Model Specs are one of the few tools in the industry and RLHF where one can compare the actual behavior of the model to what the designers intended. As we have covered in this book, training models is a complicated and multi-faceted process, so it is expected that the final outcome differs from inputs such as the data labeler instructions or the balance of tasks in the training data. For example, a Model Spec is much more revealing than a list of principles used in Constitutional AI because it speaks to the intent of the process rather than listing what acts as intermediate training variables.
A Model Spec provides value to every stakeholder involved in a model release process:
- Model Designers: The model designers get the benefit of needing to clarify what behaviors they do and do not want. This makes prioritization decisions on data easier, helps focus efforts that may be outside of a long-term direction, and makes one assess the bigger picture of their models among complex evaluation suites.
- Developers: Users of models have a better picture for which behaviors they encounter may be intentional – i.e. some types of refusals – or side-effects of training.
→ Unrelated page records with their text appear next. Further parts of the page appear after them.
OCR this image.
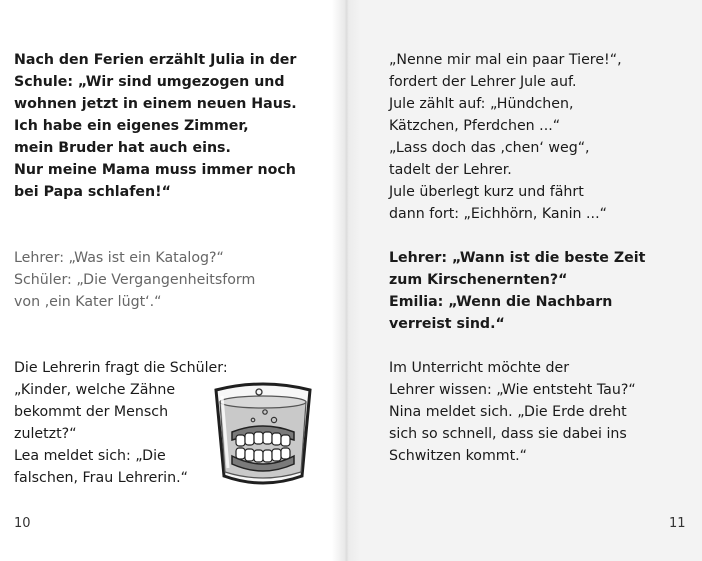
Nach den Ferien erzählt Julia in der
Schule: „Wir sind umgezogen und
wohnen jetzt in einem neuen Haus.
Ich habe ein eigenes Zimmer,
mein Bruder hat auch eins.
Nur meine Mama muss immer noch
bei Papa schlafen!“
Lehrer: „Was ist ein Katalog?“
Schüler: „Die Vergangenheitsform
von ‚ein Kater lügt‘.“
Die Lehrerin fragt die Schüler:
„Kinder, welche Zähne
bekommt der Mensch
zuletzt?“
Lea meldet sich: „Die
falschen, Frau Lehrerin.“
10
„Nenne mir mal ein paar Tiere!“,
fordert der Lehrer Jule auf.
Jule zählt auf: „Hündchen,
Kätzchen, Pferdchen ...“
„Lass doch das ‚chen‘ weg“,
tadelt der Lehrer.
Jule überlegt kurz und fährt
dann fort: „Eichhörn, Kanin ...“
Lehrer: „Wann ist die beste Zeit
zum Kirschenernten?“
Emilia: „Wenn die Nachbarn
verreist sind.“
Im Unterricht möchte der
Lehrer wissen: „Wie entsteht Tau?“
Nina meldet sich. „Die Erde dreht
sich so schnell, dass sie dabei ins
Schwitzen kommt.“
11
This can let developers be more confident in using future, smarter models from this provider.
- Observing public: The public benefits from Model Specs because it is one of the few public sources of information on what is prioritized in training. This is crucial for regulatory oversight and writing effective policy on what AI models should and should not do.
Product Cycles, UX, and RLHF
As powerful AI models become closer to products than singular artifacts of an experimental machine learning process, RLHF has become an interface point for the relationship between models and product. Much more goes into making a model easy to use than just having the final model weights be correct – fast inference, suitable tools to use (e.g. search or code execution), a reliable and easy to understand user interface (UX), and more. RLHF research has become the interface where a lot of this is tested because of the framing of RLHF as a way to understand the user’s preferences to products in real time and because it is the final training stage before release. The quickest way to add a new feature to a model is to try and incorporate it at post-training where training is faster and cheaper. This cycle has been seen with image understanding, tool use, better behavior, and more. What starts as a product question quickly becomes an RLHF modeling question, and if it is successful there it backpropagates to other earlier training stages.